Nel 1966, Gordon Douglas realizza un remake di Ombre rosse, noto in Italia come I nove di Dryfork City, considerato unanimemente dalla critica un fallimento totale. La causa di tale fallimento è attribuita per lo più alla scelta del cast: Ann Margret, Van Heflin e Bing Crosby al posto di Claire Trevor, John Wayne e John Carradine. A nulla servono il formato in scope e i colori. Ma superando i soliti confronti estetici, tentiamo di comprendere i motivi dell’infelice esito del rifacimento di Douglas.

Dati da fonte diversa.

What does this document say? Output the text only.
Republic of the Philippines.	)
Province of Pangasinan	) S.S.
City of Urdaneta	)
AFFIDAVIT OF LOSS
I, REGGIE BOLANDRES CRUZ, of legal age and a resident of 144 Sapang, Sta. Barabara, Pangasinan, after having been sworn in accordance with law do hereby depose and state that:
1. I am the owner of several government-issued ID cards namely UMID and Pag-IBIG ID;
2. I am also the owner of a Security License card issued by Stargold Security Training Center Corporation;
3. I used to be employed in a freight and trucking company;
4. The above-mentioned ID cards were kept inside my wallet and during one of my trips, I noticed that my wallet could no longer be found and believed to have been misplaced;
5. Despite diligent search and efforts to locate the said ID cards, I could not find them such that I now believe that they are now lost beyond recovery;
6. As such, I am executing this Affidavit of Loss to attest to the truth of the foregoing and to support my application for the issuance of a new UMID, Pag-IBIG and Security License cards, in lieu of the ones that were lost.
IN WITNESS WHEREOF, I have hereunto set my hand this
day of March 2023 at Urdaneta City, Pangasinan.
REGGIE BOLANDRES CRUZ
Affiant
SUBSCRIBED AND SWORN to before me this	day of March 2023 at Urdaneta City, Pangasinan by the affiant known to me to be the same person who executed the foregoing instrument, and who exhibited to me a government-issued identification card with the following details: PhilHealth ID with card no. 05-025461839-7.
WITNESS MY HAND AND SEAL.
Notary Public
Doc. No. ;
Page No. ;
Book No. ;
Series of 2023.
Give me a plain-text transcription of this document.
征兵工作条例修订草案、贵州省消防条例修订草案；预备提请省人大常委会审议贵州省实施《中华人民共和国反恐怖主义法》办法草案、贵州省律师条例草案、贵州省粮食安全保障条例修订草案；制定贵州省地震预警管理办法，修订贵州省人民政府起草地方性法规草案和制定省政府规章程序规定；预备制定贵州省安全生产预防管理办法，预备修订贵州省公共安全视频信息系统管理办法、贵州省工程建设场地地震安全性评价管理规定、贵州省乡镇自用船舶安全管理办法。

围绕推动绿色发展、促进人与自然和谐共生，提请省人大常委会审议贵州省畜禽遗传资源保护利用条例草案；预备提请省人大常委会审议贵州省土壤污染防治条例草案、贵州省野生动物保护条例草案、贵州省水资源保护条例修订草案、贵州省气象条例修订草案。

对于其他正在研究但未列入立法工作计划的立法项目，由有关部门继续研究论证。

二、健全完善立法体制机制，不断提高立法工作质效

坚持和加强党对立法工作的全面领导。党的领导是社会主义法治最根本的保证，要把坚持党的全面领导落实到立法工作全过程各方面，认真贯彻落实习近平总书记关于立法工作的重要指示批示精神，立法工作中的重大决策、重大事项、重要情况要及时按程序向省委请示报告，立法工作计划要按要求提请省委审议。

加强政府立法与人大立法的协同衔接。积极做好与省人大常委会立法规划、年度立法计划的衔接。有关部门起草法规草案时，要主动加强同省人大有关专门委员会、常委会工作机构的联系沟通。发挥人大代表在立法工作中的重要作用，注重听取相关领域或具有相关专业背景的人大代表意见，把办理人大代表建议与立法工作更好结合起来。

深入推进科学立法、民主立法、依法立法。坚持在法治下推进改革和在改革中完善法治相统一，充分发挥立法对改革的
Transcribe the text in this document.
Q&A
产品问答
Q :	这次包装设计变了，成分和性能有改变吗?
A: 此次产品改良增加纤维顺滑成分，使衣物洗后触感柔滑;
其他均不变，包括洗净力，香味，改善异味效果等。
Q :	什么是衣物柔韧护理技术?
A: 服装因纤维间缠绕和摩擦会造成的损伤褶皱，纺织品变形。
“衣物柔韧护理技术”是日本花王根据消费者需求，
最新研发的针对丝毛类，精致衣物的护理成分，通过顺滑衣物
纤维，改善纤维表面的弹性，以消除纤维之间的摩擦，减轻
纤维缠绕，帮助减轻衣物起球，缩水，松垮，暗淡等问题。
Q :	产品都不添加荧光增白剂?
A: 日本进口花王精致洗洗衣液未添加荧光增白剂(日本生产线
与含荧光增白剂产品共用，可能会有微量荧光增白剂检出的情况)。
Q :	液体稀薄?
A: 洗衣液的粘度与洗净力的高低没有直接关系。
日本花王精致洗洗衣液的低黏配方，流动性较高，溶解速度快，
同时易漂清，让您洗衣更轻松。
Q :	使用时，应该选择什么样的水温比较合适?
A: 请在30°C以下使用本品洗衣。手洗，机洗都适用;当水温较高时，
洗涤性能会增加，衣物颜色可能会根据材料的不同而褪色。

Tra il modello originale e il remake c’è una distanza di ventisette anni, il che non è un elemento trascurabile. Indubbiamente Ombre rosse e I nove di Dryfork City rappresentano i poli estremi entro i quali il genere – nella sua forma classica – compie la propria evoluzione, o dissoluzione.
Scrive André Bazin:
Poco prima della guerra il western era arrivato a un grado indubbio di perfezione. L’anno 1940 segna un punto oltre il quale doveva prodursi fatalmente una nuova evoluzione, che i quattro anni della guerra hanno semplicemente ritardato, poi inflesso, senza tuttavia determinarla. Stagecoach (1939) è l’esempio ideale di questa maturità di uno stile giunto al classicismo. John Ford era arrivato all’equilibrio perfetto tra i miti sociali, l’evocazione storica, la verità psicologica e la tematica tradizionale della messa in scena del western. Nessuno di questi elementi fondamentali prendeva il sopravvento sull’altro. Ombre rosse dà l’idea di una ruota così perfetta da poter restare in equilibrio sul proprio asse in qualsiasi posizione la si metta (12).
L’evoluzione di cui parla Bazin effettivamente c’è stata, e forse l’errore del remake di Gordon Douglas sta proprio nel non averne tenuto conto. I nove di Dryfork City è un film di genere che sembra ignorare l’attualità del genere stesso a cui appartiene, e che preferisce riallacciarsi ad un nostalgico e anacronistico modello ormai tramontato.